In a properly white balanced image, blue is usually a little right of red and yellow peaks.




The balance and height of peaks in a histogram is an indication of tonal range and tonal balance. Parts of the histogram that are very low (valleys) indicate very low volume for those tones. Parts of the histogram that are very high (peaks) indicate very high volume for those tones.



A basic colored histogram will often show gray, red, blue, and green. A more advanced colored histogram may also show yellow, magenta, cyan.


Colored peaks are an indication of the volume of those given primary colors, the horizontal position of a colored peak is an indication of the tone of colors of that particular primary or primaries.

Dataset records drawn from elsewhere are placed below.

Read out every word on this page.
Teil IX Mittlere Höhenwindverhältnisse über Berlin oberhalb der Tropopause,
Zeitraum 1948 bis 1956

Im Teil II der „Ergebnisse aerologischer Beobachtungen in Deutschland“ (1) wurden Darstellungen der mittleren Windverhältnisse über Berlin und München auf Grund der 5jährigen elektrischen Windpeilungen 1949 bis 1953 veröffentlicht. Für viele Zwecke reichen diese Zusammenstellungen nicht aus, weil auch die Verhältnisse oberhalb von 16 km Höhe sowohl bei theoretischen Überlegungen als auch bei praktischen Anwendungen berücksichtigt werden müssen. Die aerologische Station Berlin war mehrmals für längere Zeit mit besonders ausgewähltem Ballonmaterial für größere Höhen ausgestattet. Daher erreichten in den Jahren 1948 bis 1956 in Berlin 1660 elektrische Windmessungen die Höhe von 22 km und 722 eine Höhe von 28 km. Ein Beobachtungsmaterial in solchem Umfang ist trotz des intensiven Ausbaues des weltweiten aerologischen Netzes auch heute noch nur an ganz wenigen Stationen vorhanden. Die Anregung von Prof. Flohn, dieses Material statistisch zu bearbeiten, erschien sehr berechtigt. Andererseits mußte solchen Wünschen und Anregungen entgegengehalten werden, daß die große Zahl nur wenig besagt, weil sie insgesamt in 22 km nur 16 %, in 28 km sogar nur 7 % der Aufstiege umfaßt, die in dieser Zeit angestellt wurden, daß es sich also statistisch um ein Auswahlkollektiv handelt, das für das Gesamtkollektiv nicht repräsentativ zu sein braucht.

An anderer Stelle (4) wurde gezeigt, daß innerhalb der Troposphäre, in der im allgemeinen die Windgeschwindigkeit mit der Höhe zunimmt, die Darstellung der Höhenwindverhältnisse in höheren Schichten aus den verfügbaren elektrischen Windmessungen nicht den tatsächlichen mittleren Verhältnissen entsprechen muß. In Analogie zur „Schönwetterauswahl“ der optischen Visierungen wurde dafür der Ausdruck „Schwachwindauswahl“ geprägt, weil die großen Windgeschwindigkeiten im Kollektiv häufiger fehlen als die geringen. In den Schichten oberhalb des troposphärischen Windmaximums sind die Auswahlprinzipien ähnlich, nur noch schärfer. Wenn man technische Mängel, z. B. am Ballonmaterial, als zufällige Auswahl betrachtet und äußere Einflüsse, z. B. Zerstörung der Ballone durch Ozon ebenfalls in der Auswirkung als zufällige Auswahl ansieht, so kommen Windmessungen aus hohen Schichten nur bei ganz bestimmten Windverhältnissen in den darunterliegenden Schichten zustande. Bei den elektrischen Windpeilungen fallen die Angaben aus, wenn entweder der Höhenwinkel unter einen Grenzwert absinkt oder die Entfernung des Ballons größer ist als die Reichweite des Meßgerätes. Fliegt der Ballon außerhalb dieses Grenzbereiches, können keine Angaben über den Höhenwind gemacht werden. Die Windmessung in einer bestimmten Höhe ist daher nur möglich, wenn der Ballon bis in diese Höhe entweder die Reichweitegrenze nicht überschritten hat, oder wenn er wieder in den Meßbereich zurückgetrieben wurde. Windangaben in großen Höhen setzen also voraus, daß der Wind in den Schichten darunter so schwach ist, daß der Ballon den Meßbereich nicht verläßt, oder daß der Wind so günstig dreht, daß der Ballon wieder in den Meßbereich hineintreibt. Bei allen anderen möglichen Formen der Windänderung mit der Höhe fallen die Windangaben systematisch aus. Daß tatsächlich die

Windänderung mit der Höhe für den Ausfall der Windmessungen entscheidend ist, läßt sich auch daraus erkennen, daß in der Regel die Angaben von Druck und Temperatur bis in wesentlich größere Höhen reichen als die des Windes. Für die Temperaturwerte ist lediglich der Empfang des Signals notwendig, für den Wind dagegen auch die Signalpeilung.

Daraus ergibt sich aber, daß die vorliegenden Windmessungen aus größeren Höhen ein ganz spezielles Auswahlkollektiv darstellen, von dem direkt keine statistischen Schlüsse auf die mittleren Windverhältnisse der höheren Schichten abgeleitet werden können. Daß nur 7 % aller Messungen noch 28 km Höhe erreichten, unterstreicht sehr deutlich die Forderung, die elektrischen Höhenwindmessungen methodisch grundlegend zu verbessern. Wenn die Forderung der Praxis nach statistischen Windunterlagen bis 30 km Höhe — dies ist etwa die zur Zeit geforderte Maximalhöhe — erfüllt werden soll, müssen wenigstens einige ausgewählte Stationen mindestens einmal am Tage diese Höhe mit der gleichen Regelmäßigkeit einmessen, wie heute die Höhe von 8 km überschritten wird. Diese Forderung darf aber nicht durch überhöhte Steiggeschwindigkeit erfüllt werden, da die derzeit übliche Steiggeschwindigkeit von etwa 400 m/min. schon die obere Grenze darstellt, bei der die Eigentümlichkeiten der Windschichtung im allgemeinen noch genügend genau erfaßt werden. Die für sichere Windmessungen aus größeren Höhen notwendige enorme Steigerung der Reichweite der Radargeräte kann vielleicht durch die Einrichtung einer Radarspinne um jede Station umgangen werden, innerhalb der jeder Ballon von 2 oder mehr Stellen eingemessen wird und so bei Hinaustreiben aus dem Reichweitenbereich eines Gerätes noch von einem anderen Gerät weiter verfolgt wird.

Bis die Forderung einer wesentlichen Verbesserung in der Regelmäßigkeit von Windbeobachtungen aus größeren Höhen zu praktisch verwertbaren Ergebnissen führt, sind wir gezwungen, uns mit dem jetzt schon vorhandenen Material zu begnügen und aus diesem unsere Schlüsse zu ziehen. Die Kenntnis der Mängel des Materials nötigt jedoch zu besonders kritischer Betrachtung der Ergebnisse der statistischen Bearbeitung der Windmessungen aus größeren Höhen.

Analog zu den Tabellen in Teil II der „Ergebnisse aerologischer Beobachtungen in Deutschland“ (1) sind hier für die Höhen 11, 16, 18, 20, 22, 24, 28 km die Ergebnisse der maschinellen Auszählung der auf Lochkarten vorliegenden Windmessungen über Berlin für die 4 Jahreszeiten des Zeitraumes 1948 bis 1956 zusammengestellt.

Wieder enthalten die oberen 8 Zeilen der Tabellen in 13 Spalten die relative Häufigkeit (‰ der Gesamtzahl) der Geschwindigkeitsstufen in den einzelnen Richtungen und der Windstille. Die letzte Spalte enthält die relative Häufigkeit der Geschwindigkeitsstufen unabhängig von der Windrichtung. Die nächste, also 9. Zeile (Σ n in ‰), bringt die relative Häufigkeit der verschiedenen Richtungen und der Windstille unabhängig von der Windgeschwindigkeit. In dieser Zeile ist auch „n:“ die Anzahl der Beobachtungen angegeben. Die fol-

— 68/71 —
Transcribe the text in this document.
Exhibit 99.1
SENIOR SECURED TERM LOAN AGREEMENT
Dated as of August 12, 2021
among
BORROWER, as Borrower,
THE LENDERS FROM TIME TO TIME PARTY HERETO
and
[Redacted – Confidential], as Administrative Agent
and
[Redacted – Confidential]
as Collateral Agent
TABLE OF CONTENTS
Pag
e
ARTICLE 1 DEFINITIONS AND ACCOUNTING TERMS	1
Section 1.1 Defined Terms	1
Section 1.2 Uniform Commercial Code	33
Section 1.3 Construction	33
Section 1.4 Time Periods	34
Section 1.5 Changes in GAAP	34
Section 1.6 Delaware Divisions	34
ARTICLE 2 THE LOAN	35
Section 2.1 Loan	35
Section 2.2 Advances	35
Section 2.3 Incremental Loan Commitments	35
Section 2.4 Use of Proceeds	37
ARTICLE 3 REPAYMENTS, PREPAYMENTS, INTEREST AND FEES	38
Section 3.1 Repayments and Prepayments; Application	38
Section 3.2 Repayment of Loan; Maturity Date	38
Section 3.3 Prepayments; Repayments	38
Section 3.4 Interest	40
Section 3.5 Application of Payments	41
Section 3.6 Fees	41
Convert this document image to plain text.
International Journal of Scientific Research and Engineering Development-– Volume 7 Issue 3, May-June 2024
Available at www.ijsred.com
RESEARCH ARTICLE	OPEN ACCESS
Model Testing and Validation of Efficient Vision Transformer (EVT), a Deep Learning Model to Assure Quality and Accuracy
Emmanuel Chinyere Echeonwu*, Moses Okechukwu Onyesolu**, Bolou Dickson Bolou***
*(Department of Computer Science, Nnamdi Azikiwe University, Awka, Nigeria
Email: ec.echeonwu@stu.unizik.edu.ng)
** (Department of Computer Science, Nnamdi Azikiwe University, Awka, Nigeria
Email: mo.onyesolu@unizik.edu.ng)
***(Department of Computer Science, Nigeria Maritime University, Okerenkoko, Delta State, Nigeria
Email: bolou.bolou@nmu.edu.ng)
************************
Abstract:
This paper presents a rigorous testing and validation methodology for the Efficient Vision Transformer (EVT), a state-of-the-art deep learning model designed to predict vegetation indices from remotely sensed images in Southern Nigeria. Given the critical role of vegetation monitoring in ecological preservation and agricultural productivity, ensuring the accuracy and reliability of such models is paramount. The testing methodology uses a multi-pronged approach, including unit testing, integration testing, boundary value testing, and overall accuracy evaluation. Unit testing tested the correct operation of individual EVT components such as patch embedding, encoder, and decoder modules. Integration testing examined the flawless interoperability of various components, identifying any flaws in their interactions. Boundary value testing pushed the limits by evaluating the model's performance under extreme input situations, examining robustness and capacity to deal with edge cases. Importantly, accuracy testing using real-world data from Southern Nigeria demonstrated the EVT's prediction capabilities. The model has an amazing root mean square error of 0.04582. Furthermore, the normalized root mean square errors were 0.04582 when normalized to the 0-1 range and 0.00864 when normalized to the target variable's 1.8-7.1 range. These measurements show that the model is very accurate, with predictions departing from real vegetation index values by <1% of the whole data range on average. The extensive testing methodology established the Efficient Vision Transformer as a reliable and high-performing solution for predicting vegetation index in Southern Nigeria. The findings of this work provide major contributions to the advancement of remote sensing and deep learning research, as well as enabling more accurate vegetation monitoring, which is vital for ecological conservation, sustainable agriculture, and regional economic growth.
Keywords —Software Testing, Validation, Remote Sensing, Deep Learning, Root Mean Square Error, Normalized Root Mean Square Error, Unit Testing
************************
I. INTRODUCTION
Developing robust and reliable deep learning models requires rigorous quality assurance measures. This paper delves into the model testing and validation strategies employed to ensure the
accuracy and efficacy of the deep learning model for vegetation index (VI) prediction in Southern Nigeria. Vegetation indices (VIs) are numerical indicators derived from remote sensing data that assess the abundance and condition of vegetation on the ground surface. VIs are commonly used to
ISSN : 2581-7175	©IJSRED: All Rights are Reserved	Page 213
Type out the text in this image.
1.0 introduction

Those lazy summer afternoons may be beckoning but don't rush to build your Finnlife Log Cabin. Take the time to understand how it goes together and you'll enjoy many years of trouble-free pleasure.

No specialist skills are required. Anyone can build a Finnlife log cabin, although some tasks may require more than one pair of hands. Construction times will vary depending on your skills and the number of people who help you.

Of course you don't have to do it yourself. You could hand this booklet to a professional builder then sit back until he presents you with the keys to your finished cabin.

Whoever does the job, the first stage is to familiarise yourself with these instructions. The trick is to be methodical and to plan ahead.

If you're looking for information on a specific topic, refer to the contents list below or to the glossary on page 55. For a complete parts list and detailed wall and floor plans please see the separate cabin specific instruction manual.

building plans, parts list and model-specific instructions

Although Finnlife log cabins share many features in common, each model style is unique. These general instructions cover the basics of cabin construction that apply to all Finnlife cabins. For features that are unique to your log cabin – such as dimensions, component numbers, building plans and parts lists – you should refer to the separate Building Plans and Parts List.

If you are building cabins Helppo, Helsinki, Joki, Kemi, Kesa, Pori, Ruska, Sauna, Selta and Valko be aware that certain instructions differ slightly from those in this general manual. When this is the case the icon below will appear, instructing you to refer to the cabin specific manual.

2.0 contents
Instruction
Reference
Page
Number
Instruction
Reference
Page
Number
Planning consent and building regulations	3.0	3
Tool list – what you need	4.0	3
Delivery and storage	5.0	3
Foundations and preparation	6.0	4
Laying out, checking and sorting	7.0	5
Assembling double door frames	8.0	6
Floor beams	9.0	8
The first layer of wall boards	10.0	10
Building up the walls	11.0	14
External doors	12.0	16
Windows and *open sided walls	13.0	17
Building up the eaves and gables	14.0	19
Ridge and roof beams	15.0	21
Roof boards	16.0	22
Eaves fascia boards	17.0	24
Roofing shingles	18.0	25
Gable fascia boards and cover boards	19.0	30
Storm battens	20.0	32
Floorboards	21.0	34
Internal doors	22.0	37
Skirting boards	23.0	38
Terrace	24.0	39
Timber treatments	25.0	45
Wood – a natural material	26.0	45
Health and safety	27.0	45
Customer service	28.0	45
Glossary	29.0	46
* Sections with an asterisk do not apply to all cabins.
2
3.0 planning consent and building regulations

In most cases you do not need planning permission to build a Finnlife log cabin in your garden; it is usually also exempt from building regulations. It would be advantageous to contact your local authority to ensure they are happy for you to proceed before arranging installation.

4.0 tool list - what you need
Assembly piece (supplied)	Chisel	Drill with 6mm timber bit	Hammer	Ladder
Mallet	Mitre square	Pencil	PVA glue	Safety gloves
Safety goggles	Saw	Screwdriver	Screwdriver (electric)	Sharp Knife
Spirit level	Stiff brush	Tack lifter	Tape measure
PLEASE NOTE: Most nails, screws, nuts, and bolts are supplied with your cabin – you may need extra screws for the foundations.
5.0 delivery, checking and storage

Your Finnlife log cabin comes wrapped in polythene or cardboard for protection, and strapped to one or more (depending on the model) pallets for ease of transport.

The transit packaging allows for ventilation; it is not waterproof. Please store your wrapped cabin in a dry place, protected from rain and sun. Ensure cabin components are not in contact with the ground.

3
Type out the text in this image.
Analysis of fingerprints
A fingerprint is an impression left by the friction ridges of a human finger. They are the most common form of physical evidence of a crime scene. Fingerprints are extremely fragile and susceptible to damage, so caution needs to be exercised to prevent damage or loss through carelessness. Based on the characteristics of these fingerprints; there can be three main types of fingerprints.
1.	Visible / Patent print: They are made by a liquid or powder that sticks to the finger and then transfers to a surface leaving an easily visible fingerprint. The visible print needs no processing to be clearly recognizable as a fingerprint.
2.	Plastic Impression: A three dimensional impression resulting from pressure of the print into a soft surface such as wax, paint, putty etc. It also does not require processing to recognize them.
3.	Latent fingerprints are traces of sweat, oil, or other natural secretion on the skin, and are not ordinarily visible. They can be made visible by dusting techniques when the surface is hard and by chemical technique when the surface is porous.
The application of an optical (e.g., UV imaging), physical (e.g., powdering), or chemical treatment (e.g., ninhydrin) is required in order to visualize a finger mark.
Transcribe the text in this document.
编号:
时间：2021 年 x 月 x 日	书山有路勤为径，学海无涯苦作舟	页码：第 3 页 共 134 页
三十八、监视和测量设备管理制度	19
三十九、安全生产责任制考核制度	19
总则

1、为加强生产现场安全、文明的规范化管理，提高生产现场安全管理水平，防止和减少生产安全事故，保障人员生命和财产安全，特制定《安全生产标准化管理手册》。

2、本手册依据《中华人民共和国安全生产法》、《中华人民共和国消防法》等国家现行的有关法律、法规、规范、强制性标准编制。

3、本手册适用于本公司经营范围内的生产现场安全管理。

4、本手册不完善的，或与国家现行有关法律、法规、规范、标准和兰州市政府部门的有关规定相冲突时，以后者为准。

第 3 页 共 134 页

Gray indicates a balance of primary colors at those tones. Off-primary color peaks (or partial height lines), such as yellow, magenta, and cyan, indicate a blend of two primary colors at those tones.




EDIT


As mentioned by Jordan H., there is a trick called "expose to the right" (or ETTR) that can be useful to get you the optimal RAW data. When shooting a scene, particularly those that have a broad range of contrast that may be on the border of, or possibly slightly beyond, the 5-6 stop dynamic range of a digital camera, capturing enough tonal range in the shadows can be difficult.


This is due to the the limitations of most current digital sensors, and how they are more sensitive to highlights than shadows. "Exposing to the Right", which is a technique where you slightly overexpose your shots by 1/3 to 1/2 of a stop (which, in turn, shifts your histogram to the right...toward highlights), can help mitigate these limitations.


Exposing to the right can also help alleviate noise problems in the shadier parts of your images. It should be noted that exposing to the right requires that you use RAW format, as only with raw are you saving enough information to correct your overexposure during post-processing to bring your image back into normal range. The benefit of this technique is that it allows you to capture detail that would otherwise be lost, without the need to resort to ND grad filters or other more extreme measures.



This guideline is just that, a guideline. With newer camera sensors, dynamic range is improving, and capturing a greater range of contrast in a scene with a single shot is easier. However, even as digital sensor dynamic range improves, there will always be times when we need to shoot "on the edge" or what is possible, and tricks like shooting to the right will always be useful.